Tusla decision to cut counselling funding has ‘savage consequences’

19.04.2017 Michael Smyth, Impact education divisional executive and Gina O'Brien, Impact education divisional chair, at the Impact education division conference at the Clayton City Hotel, Cork. Picture: David Keane.
Michael Smyth of IMPACT’s education divisional executive is a School Completion Programme officer.

IMPACT has criticised a decision by Tusla, the child and family agency, over a decision to cut all funding for counselling services to the School Completion Programme (SCP). The cuts take effect from 1st September.

SCP worker Michael Smyth criticised the move during a speech to delegates at IMPACT’s education conference in Cork this afternoon. “The rationale? They told us, we can’t give it to all programmes, so we’re not going to give it to any School Completion Programme.

“This is an infantile explanation for a decision with savage consequences. Where it hits hardest there are no alternative services available, so the message this sends to the most disadvantaged children in the country is that they’re on their own,” he said.

The School Completion Programme was established in 2002 and provides strategic support to vulnerable children, enabling them to complete their second level education. The programme was devised by the then Department of Education and Science in 2002 and moved to the newly formed Department of Children and Youth Affairs in 2011. It was subsumed into Tusla in 2014.

The programme is made up of 124 local projects, which work in 470 primary schools and 224 secondary schools nationwide.
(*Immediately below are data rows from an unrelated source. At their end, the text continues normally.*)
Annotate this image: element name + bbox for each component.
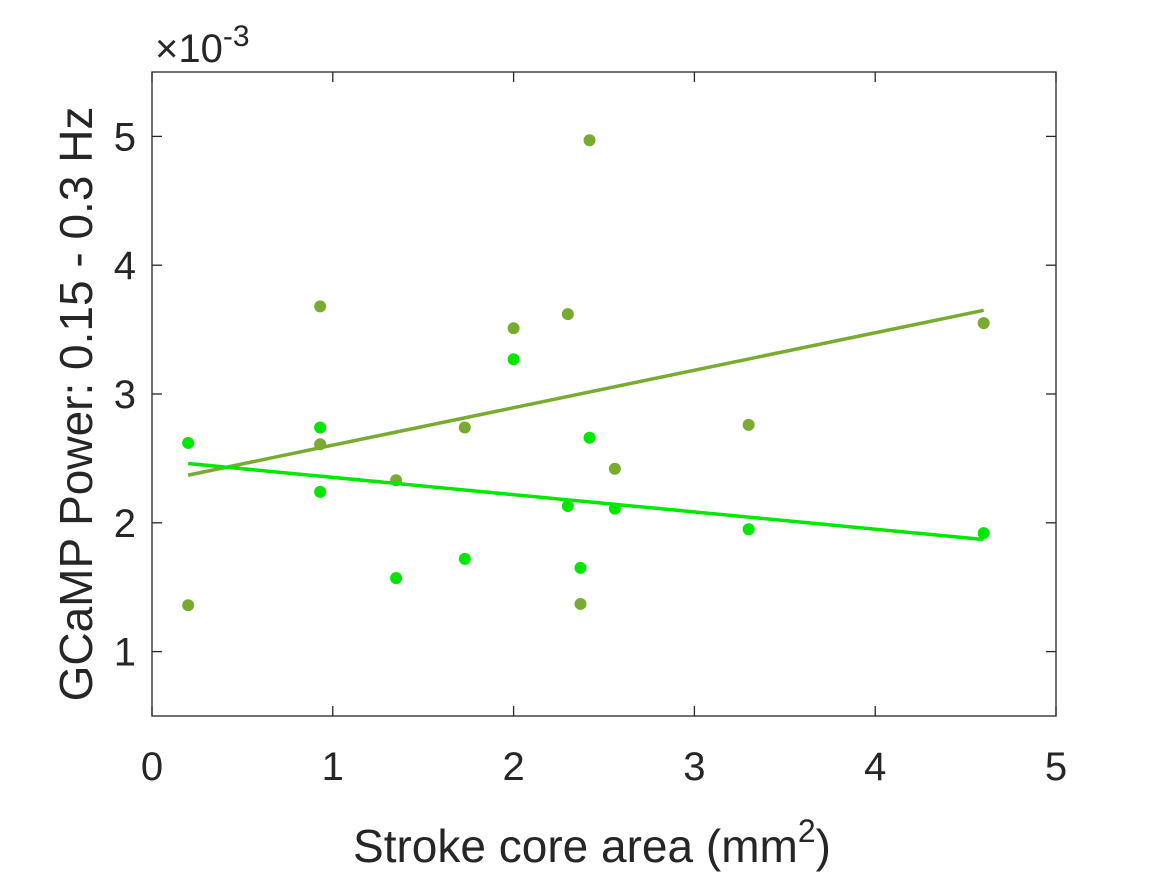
data-point <box>561 308 574 321</box>
data-point <box>314 485 327 498</box>
x-tick-label: 5 <box>1045 745 1067 789</box>
x-tick-label: 3 <box>683 745 705 789</box>
data-point <box>608 462 621 475</box>
plot-box <box>151 71 1057 717</box>
data-point <box>458 421 471 434</box>
x-axis-label-text: Stroke core area (mm <box>353 820 798 872</box>
data-point <box>742 523 755 536</box>
data-point <box>182 599 195 612</box>
data-point <box>182 436 195 449</box>
data-point <box>977 527 990 540</box>
data-point <box>561 500 574 513</box>
y-tick-label: 4 <box>114 244 136 288</box>
data-point <box>507 322 520 335</box>
x-axis-label-superscript: 2 <box>798 813 816 849</box>
y-axis-label: GCaMP Power: 0.15 - 0.3 Hz <box>50 107 102 702</box>
y-exponent-prefix: ×10 <box>155 27 223 71</box>
data-point <box>583 134 596 147</box>
data-point <box>574 597 587 610</box>
data-point <box>742 418 755 431</box>
y-tick-label: 2 <box>114 502 136 546</box>
series-2 <box>182 353 990 585</box>
data-point <box>574 561 587 574</box>
x-tick-label: 2 <box>502 745 524 789</box>
series-1 <box>182 134 990 612</box>
x-axis-label-suffix: ) <box>816 820 831 872</box>
x-tick-label: 4 <box>864 745 886 789</box>
data-point <box>314 421 327 434</box>
y-exponent-label: ×10-3 <box>155 20 250 71</box>
y-tick-label: 3 <box>114 373 136 417</box>
y-tick-label: 1 <box>114 631 136 675</box>
marks-layer <box>182 134 990 612</box>
x-tick-label: 1 <box>322 745 344 789</box>
y-tick-label: 5 <box>114 115 136 159</box>
y-exponent-value: -3 <box>223 20 250 53</box>
data-point <box>390 572 403 585</box>
ticks-layer: 0 1 2 3 4 5 1 2 3 4 5 <box>114 72 1067 789</box>
data-point <box>314 300 327 313</box>
x-tick-label: 0 <box>141 745 163 789</box>
x-axis-label: Stroke core area (mm2) <box>353 813 831 872</box>
fit-line <box>187 461 984 542</box>
data-point <box>507 353 520 366</box>
fit-line <box>187 308 985 477</box>
data-point <box>458 552 471 565</box>
data-point <box>583 431 596 444</box>
data-point <box>977 317 990 330</box>
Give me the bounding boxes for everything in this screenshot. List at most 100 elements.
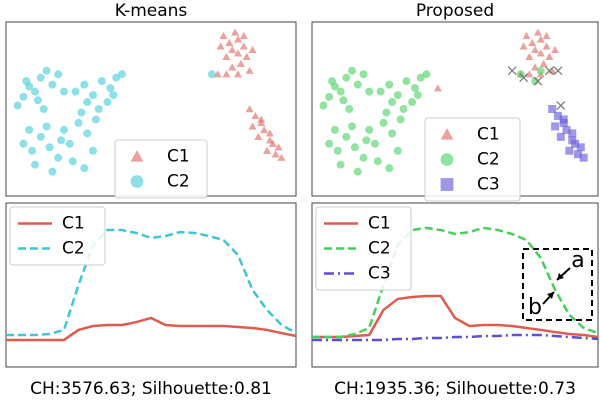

The Economic and Social Research Institute published its report into the School Completion Programme in October 2015. The ESRI study highlighted the programme’s ability to access vital information about the family and home life of children in the programme, the opportunities arising from a less formal communication with children and parents, and the immediate support from the SCP counselling service.

Mr Smyth added, “The ESRI report came after years of very damaging cuts, which means we operate now with only two thirds of the funding we began with in 2002. Those cuts forced many SCPs to suspend some elements of the programme, and as you can see, that slash and burn approach continues despite our best efforts.”

The programme received €32m in funding in 2002. It now has an annual budget of €24m. The ESRI found that the cuts curtailed SCP provision at a time of growing need, and that the pattern of funding cuts was at odds with international evidence that early intervention is more successful – and more cost effective – than remedial intervention when young people drop-out of education.

Mr Smyth added that the Minister for Education and Skills Richard Bruton TD, in his address to conference last night, had conceded that “too many of our children still fall through the cracks, and are in danger of being left behind.”